Q - Vous disiez tout à l'heure votre inquiétude sur le processus de paix, qui bloque ?
R - Il y a des éléments de blocage partout, mais je vais d'abord répondre sur l'inquiétude. Il y a eu une vague d'espérance plus ou moins forte après l'arrivée au pouvoir de M. Barak qui s'expliquait par le soulagement, dans la région, de voir écarté M. Netanyahou. Ensuite, on a vu que les engagements pris antérieurement commençaient à être appliqués, pas en entier, pas aussi vite que prévu, mais quand même...
Ce que je constate maintenant, c'est que cette espérance se meut en impatience, en inquiétude dans certains cas. Dans le détail, c'est difficile de démêler ce qui bloque dans les exigences des uns et des autres. Notre travail est de faciliter la reprise, et en même temps, on ne peut pas se substituer aux protagonistes. On ne peut que les aider, les encourager, les accompagner, dire ce que nous ferions dans le cas d'accords de paix, le président de la République l'a dit depuis longtemps, le Premier ministre l'a redit dans son voyage, on peut dire ce que l'Europe ferait. Mais là, sur le fond, je reviens soucieux et je pense que les différents responsables doivent absolument avoir à l'esprit qu'il y a un moment à saisir, sinon, les choses vont recommencer à évoluer dans le mauvais sens.

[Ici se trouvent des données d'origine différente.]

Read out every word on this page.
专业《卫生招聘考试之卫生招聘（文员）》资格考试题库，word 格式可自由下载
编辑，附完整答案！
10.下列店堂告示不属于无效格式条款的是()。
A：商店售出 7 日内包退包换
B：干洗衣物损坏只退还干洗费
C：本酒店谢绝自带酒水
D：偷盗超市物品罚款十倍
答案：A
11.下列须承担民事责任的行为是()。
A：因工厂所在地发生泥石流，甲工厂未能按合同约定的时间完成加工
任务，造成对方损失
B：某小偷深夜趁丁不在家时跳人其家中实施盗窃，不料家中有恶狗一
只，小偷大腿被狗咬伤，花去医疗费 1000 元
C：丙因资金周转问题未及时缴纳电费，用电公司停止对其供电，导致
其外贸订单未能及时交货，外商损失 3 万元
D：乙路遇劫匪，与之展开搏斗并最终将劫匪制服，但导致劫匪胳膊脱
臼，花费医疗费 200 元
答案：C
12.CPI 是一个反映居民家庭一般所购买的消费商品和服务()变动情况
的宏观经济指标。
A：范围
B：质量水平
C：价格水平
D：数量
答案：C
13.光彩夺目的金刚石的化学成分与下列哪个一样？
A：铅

Q - Je voudrais parler de votre style de ministre des Affaires étrangères.
Ce métier n'est-il pas impossible en période de cohabitation lorsqu'il s'agit de se trouver entre deux tonalités, entre deux personnages qui exercent un rôle partagé avec, si je vous ai bien entendu, dans la première partie de cette émission, pas de prééminence, mais un rôle éminent du président de la République ? Finalement, vous parlez de tonalités différentes, votre style, est plutôt du côté du président ou du Premier ministre ?
R - Pensez-vous que je vais répondre à une question posée ainsi ?
Q - Pouvez-vous ne pas y répondre ?
R - Oui, je le peux en vous disant que c'est un métier extraordinairement compliqué, mais pour d'autres raisons. Ce qui se passe à Paris, dans le respect de la Constitution, dans le respect des compétences des uns et des autres est quelque chose qui suppose une certaine attitude personnelle et politique, une clarté, mais la vraie difficulté n'est pas là. C'est de savoir comment nous défendons, dans le monde tel qu'il est, compliqué, global, très concurrentiel en même temps, nos intérêts, nos idées, nos valeurs, nos projets et le monde n'est pas en simplification. S'il y a une vraie difficulté à souligner, c'est celle là./.
Q - Il y a une autre difficulté, c'est que parfois, même parmi vos camarades du parti socialiste, on trouve qu'Hubert Védrine est trop diplomate, utilise trop le langage diplomatique et peut-être pas suffisamment celui de la passion et du cur.
R - J'en connais beaucoup qui pensent le contraire mais cette sensibilité existe et je la respecte. Depuis la chute du mur, il y a une dizaine d'années, dans différents pays, notamment en Europe et en France, et notamment dans les rangs de la gauche, il y a une impatience démocratique qui est sympathique, que je respecte profondément. Il y a simplement un problème sur les moyens et sur les méthodes. Mais il y a beaucoup de gens en France qui réagissent de plus en plus mal, et c'est une très bonne chose, par rapport aux drames qui peuvent se produire dans le monde, là où des populations sont massacrées, des gens qui réagissent de plus en plus mal devant des pays qui sont complètement en arrière par rapport à la démocratie ou qui la contestent, qui la dénient, qui ne la pratiquent pas. Les gens disent qu'il faut imposer cette démocratie et notre respect des Droits de l'Homme. Notre discussion ne porte pas sur les objectifs, elle porte sur les méthodes.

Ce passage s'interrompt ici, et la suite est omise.